The U.S. Department of Justice is taking aim at what it says is a troubling—and all too common—practice in the tech industry: sidelining American workers in favor of foreign labor.

In a lawsuit announced on April 28, federal officials accused Cloudera Inc., a Silicon Valley firm based in Santa Clara, of violating the Immigration and Nationality Act by deliberately discriminating against U.S. citizens during its hiring process. According to the complaint, the company allegedly structured its recruitment system in a way that effectively shut out qualified American applicants—while prioritizing workers on temporary visas.

The case, filed with the Office of the Chief Administrative Hearing Officer, is part of a broader push by the DOJ to enforce existing labor protections that many critics say have been ignored for years.

“Employers cannot use the PERM sponsorship process as a backdoor for discriminating against U.S. workers,” said Harmeet Dhillon, who leads the Justice Department’s Civil Rights Division. “We will not hesitate to take action against companies that intentionally deter Americans from applying to jobs in their own country.”

At the center of the lawsuit is the PERM labor certification program—a system designed to ensure that employers first make a good-faith effort to hire American workers before turning to foreign labor for permanent positions. The DOJ alleges that Cloudera did the opposite.

According to the complaint, the company created a separate hiring track for positions it intended to fill with visa holders, while making it unusually difficult—if not impossible—for U.S. applicants to compete. In one particularly striking example, Cloudera allegedly directed applicants to submit resumes to an email address that could not receive external messages. When at least one American worker attempted to apply, the email bounced back.

In other words, critics say, the system wasn’t just flawed—it may have been designed to fail.

The lawsuit is part of the administration’s renewed “Protecting U.S. Workers Initiative,” relaunched in 2025, which focuses on rooting out discriminatory hiring practices tied to visa programs. The DOJ says it has already secured multiple settlements under the initiative, but cases like this suggest the problem may be far more widespread.

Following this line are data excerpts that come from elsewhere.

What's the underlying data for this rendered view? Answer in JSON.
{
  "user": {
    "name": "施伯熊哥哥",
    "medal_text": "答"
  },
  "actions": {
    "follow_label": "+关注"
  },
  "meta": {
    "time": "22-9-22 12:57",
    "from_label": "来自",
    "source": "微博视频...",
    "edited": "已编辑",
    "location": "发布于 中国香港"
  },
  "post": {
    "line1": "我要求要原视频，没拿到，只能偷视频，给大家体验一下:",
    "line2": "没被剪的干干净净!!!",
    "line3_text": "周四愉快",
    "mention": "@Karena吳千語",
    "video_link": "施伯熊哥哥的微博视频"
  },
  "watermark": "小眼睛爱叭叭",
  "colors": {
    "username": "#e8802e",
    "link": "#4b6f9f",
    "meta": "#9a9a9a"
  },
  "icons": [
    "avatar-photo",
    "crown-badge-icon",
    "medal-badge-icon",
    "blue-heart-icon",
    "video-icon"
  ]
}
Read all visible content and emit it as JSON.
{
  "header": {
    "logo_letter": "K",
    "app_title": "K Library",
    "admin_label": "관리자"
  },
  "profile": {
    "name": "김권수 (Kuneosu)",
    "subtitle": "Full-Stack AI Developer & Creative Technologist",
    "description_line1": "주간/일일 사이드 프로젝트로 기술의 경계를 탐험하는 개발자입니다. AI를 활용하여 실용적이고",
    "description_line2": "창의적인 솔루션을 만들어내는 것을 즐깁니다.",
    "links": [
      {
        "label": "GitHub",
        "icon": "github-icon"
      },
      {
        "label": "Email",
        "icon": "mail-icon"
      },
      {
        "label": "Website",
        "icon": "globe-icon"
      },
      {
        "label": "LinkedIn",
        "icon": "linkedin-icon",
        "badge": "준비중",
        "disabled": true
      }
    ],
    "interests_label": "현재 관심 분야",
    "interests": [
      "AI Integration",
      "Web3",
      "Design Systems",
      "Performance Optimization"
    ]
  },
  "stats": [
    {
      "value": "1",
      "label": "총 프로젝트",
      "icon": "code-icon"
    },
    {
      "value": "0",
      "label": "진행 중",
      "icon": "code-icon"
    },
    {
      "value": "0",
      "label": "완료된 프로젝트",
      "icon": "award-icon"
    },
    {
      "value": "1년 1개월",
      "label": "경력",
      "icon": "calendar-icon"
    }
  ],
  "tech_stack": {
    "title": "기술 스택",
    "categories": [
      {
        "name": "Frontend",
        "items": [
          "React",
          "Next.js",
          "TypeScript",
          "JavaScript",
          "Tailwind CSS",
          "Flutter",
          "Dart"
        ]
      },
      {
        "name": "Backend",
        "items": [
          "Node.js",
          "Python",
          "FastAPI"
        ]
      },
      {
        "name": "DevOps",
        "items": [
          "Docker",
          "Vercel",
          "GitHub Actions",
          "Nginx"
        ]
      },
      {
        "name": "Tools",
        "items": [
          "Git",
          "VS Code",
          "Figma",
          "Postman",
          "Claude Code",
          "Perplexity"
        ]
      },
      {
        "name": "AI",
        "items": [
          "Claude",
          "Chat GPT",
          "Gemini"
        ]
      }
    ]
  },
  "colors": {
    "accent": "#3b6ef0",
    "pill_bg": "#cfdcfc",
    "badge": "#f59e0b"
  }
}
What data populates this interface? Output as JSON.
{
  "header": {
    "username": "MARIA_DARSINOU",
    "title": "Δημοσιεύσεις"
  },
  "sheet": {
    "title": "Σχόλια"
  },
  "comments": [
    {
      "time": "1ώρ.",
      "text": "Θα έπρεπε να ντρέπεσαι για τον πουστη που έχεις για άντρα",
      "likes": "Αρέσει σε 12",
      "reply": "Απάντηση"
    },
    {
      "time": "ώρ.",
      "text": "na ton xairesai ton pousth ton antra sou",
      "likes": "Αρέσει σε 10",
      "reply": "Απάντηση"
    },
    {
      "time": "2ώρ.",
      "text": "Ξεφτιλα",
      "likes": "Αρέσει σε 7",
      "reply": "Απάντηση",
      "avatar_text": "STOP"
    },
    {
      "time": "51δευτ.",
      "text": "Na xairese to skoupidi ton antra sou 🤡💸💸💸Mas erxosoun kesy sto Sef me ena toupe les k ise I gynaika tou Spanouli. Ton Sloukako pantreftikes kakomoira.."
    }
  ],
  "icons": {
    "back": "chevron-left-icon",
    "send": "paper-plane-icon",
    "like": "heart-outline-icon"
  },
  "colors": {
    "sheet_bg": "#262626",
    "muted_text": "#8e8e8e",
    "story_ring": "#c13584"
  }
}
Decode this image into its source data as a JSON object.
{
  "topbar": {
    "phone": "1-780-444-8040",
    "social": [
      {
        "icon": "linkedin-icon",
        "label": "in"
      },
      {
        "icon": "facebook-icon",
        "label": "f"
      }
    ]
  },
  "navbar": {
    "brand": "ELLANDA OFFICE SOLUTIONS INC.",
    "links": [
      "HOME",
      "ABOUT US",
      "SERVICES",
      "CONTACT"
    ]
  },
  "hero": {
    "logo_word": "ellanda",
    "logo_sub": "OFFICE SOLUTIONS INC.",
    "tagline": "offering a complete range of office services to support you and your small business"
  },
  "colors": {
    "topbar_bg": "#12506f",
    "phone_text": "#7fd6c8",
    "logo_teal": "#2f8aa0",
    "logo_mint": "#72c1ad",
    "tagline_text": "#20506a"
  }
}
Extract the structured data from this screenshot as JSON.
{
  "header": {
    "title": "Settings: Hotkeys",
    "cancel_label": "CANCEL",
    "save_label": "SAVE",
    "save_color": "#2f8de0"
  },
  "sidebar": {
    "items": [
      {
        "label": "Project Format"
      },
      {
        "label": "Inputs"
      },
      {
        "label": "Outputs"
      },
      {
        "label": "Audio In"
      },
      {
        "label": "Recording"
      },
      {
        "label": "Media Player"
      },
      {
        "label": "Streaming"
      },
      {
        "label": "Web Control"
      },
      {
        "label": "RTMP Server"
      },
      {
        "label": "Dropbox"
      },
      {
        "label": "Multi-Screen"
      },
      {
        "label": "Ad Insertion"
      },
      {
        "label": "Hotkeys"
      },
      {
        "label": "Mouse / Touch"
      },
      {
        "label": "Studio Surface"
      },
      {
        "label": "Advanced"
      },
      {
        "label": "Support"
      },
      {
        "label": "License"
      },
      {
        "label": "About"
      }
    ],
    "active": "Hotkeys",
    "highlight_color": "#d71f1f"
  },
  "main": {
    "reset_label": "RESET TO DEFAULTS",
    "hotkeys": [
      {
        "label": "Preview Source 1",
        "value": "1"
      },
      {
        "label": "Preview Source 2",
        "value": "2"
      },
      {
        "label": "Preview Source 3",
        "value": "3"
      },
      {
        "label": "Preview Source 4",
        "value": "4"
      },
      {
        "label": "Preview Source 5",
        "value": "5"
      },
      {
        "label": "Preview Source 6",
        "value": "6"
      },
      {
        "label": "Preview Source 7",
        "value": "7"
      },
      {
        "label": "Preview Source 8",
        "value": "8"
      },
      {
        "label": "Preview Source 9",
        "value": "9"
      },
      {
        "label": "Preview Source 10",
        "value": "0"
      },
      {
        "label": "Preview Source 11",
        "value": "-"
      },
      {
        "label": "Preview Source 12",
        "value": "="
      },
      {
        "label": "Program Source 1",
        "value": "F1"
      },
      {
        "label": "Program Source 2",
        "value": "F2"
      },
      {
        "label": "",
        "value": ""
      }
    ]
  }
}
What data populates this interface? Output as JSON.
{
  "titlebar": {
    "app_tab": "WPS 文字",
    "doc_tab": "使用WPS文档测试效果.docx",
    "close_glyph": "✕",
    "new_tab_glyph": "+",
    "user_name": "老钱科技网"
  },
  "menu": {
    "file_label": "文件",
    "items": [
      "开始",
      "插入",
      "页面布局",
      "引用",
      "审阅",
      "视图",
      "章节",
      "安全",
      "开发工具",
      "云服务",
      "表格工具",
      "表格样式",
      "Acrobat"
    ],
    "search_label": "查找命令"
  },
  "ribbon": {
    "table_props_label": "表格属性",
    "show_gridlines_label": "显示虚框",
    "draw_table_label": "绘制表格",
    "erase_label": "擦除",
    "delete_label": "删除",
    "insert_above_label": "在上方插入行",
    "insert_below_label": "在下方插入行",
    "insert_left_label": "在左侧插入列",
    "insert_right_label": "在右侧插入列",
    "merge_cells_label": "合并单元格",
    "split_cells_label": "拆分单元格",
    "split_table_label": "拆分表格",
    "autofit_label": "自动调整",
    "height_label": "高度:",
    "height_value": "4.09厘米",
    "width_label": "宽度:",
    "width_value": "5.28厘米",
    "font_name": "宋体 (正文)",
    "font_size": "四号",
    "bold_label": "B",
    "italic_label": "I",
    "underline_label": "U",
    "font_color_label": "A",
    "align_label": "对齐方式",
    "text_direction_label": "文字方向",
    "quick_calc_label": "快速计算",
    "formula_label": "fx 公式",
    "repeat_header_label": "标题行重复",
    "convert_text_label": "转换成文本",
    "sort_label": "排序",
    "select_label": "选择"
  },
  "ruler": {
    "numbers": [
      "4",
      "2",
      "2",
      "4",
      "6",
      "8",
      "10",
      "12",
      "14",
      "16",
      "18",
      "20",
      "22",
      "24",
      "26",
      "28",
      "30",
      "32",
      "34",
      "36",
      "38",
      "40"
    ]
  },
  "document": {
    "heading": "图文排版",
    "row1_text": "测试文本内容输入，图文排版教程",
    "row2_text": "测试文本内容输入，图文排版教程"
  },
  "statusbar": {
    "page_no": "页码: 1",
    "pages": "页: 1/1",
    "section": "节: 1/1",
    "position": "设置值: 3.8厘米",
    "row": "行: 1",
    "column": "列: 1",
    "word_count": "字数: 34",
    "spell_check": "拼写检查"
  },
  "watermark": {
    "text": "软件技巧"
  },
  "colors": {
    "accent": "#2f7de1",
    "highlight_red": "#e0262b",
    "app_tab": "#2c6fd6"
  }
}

Reaction online was swift—and pointed.

Many users on social media expressed support for the enforcement action, but also skepticism about whether it goes far enough. Some argued that unless penalties are severe enough to outweigh the financial incentives of hiring cheaper foreign labor, companies will simply continue the practice under different guises.

Others went further, suggesting that what’s being alleged in this case reflects a broader pattern across the tech sector and beyond—raising uncomfortable questions about fairness in the modern workforce.

For years, critics have warned that visa programs, while valuable in certain contexts, can be exploited to undercut American workers—particularly in high-paying industries like technology. This lawsuit, they argue, may be just the tip of the iceberg.

Cloudera has not publicly responded in detail to the allegations, and the case will now move through the administrative legal process.

But one thing is clear: the DOJ is signaling that the era of looking the other way may be coming to an end. And for companies that have grown accustomed to bending the rules, the message is simple—hire fairly, or face the consequences.